4o Les conseils généraux ne doivent-ils pas étre appelés à délibérer sur l'autorisation des associations religieuses libres, et à donner leur avis sur celles de ces associations qui veulent se faire reconnaître et ériger en personnes civiles?

Il y a deux sortes d'associations religieuses : les associations libres et les associations érigées en personnes civiles.

Précisons les différences qui existent entre les deux modes d'associations.

4o Les droits et les actions ne s'exercent dans les associations libres que d'une manière individuelle, de telle sorte qu'un caprice, un changement de vocation et tant d'autres effets de la faillibilité humaine peuvent anéantir tout l'avoir sur lequel comptait l'association. On n'a donc point à redouter ici l'influence qu'exerce, dans les corps autorisés, le caractère de perpétuité dont ils sont revêtus par la loi, et qu'ils communiquent à tous les dons qui peuvent leur être faits.

2o Les abus résultant de la mise hors du commerce d'une quantité trop considérable de biens ne sont pas non plus à redouter. L'association non autorisée ne possède rien comme corps. Toutes les propriétés sont individuelles; rien n'empêche de vendre ou d'acquérir; les droits de mutation se perçoivent au décès de chaque propriétaire, et, quelque disposition qu'il ait pu faire,

les héritiers à réserve ne peuvent être frustrés de leur portion légale.

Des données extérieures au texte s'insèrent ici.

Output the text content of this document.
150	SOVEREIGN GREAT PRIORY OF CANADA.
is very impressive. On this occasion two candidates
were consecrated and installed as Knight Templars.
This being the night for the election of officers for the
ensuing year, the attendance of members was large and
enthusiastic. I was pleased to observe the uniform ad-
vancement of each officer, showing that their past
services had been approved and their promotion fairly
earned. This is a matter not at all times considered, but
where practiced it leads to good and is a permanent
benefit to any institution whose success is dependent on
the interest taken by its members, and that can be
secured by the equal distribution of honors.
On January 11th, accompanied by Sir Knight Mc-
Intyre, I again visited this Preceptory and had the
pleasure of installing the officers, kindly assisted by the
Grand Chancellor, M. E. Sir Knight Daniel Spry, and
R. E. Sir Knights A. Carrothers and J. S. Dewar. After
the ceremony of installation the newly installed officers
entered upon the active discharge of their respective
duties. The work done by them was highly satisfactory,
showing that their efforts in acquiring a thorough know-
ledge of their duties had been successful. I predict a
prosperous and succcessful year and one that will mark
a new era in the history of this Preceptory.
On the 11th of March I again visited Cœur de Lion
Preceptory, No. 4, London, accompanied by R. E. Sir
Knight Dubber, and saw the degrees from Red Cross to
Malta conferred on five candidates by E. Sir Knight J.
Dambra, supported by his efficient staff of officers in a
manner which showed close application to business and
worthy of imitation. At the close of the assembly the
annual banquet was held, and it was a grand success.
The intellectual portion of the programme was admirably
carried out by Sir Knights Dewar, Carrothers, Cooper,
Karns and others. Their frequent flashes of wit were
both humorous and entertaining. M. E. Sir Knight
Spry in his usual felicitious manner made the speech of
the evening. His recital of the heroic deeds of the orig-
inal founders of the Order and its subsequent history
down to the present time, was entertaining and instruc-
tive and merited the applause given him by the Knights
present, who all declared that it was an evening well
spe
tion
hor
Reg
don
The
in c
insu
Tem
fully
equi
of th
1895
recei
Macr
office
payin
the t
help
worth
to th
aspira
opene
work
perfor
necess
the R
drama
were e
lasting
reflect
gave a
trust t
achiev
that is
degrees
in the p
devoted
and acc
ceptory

3o Enfin, au cas de séparation des membres d'une association non autorisée, il n'y aurait évidemment lieu ni au droit de retour des biens donnés en faveur des donateurs ou de leurs parents au degré successible, ni à l'attribution et à la répartition des biens acquis à titre onéreux, moitié aux établissements ecclésiastiques, moitié aux hospices. Les biens acquis, soit à titre gratuit, soit à titre onéreux, ne pourraient être enlevés aux donataires sans une criante injustice.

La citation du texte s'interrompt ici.